Anyway, I say all that because I believe drilling technique is the best and fastest way to improve at jiu jitsu. There are a lot of ways to drill, so it’s always good to experiment with different ideas. But progress doesn’t come from a couple minutes of drilling here and there. Progress comes from the regular accumulation of thousands of reps. At least that’s what I believe.
Here are some details about how I like to drill:
- Develop a system of techniques that you want to get good at this year. Example: ankle pick takedown, stack pass, back take from side control, rear naked choke. There should be a bunch more to fill out all the major opponent responses and situations you may be put in. I have about 8-10 techniques that I focus on (and about 20 around those that I keep in mind and pull out occasionally). You will drill these 8-10 techniques for the next several months. This is a commitment!
- Take 2-3 techniques for a 1 hour drilling session.
- Use an interval timer set for 2 minutes. Use each 2 minute period to focus on one technique, both right and left versions.
- Start slow, but increase speed and pressure as you get better and better over a period of several months.

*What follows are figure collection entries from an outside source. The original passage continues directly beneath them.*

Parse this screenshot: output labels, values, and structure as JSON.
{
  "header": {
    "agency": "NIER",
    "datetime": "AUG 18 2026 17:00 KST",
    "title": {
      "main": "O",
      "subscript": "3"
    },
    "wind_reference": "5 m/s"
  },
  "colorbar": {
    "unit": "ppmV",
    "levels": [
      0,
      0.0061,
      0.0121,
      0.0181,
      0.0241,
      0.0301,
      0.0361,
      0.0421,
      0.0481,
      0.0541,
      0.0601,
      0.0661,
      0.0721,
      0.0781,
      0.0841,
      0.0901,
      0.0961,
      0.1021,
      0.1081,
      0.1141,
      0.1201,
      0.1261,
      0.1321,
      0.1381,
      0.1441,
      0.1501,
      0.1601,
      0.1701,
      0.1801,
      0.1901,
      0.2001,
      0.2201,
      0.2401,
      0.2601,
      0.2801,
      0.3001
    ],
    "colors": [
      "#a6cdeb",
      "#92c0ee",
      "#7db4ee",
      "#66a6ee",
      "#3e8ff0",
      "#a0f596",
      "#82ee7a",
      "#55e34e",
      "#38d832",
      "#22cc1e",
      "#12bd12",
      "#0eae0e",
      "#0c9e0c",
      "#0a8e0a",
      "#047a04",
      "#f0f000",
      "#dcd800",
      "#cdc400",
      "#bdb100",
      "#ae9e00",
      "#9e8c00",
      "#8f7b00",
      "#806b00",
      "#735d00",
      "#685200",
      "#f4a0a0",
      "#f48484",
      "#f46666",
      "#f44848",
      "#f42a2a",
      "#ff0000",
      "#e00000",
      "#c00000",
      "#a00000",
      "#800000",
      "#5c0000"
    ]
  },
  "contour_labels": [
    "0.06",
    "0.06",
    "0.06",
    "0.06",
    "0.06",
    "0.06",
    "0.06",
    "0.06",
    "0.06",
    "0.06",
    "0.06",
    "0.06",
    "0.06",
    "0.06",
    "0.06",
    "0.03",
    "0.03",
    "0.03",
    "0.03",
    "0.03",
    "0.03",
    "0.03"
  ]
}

The challenge, as with everything in life, is to find a group of good people to drill with. It’s a constant struggle, but I hope by the time I’m a purple / brown belt, I’ll find a good rhythm with a close knit group of guys and be able to get a lot of drilling in every week. A good partner is one who is also obsessed about drilling, knows the value of it, and is able/willing to show up regularly to drill when they feel like it or they don’t. Also, he/she should be able to correct you when mistakes are made, provide proper responses and resistance, and work around any injuries you might have.
A lot of what I know about drilling comes from my own experimentation and from conversation with proponents of drilling like Gianni Grippo (from whom I was lucky enough to get a ton of advice recently about drilling). Here’s Gianni speed drilling a couple of techniques:
To many people this seems utterly boring. To me it’s super fun. Because what I enjoy is not the drilling, but the progress I make on the long road to mastering a technique. One of the pleasures of jiu jitsu is effortlessly pulling off a technique in competition that you’ve drilling for hundreds and thousands of reps.